On the way back to Shilshole Sharon starts feeling a bit queasy with a low grade temp; but we start making contingency plans to try and make the weather window to get out of Dodge before the first snow fall. We make good time and a few days later Sharon is in bad shape with severe stomach cramps that bent her over. Finally I get her to agree to go to the hospital where they promptly take out here gall bladder. Had we continued down the coast she would have died according to the two surgeons.
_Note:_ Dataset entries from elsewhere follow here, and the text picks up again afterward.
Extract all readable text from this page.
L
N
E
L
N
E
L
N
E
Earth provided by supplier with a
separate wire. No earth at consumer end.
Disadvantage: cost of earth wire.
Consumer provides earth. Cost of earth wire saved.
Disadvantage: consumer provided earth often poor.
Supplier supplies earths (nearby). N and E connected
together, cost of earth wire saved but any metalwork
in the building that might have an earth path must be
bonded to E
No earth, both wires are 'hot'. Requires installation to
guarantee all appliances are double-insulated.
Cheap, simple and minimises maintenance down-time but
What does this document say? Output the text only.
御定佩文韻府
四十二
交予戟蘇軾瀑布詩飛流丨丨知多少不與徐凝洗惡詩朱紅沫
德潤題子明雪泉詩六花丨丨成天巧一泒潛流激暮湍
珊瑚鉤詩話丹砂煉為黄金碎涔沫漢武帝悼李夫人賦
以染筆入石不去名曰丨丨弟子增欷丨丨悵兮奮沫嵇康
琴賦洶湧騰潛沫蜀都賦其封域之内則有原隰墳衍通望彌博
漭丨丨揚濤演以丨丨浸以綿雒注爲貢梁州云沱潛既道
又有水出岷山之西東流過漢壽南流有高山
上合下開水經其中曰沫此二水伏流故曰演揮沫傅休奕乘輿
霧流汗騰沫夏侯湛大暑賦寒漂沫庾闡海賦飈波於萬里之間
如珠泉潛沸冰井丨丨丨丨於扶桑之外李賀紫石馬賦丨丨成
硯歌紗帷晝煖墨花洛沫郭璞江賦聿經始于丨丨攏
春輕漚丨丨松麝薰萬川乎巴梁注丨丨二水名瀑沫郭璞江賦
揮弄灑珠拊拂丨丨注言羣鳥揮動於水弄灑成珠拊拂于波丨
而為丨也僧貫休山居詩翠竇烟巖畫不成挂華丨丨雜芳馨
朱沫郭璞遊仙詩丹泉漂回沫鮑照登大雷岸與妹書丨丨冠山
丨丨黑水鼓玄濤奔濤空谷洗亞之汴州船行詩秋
So while she is recovering and unable to hit the high seas I hatched a plan with the scaly wag scurvy dog I thought I knew to deliver my preciousness to the Bay area. Another momentous blunder on my part in hind sight. By now Sharon is out of the hospital and back on the boat where we make preparations for Bly and crew to take off so Sharon can do her post op exams and we can continue our dream albeit all wet. We met with forked tongue and hammered out a deal that we should have read before we signed if you know what I mean. We paid him and exorbitant fee I was later to discover that would ultimately double, but I'm getting ahead of myself. He come over with wench in hand to declare he had put together an all female crew as he fancies himself as a ladies' man though I can't imagine what any female could see in this bum. Off we go to a place of repast for rest and my beauty heads for Frisco.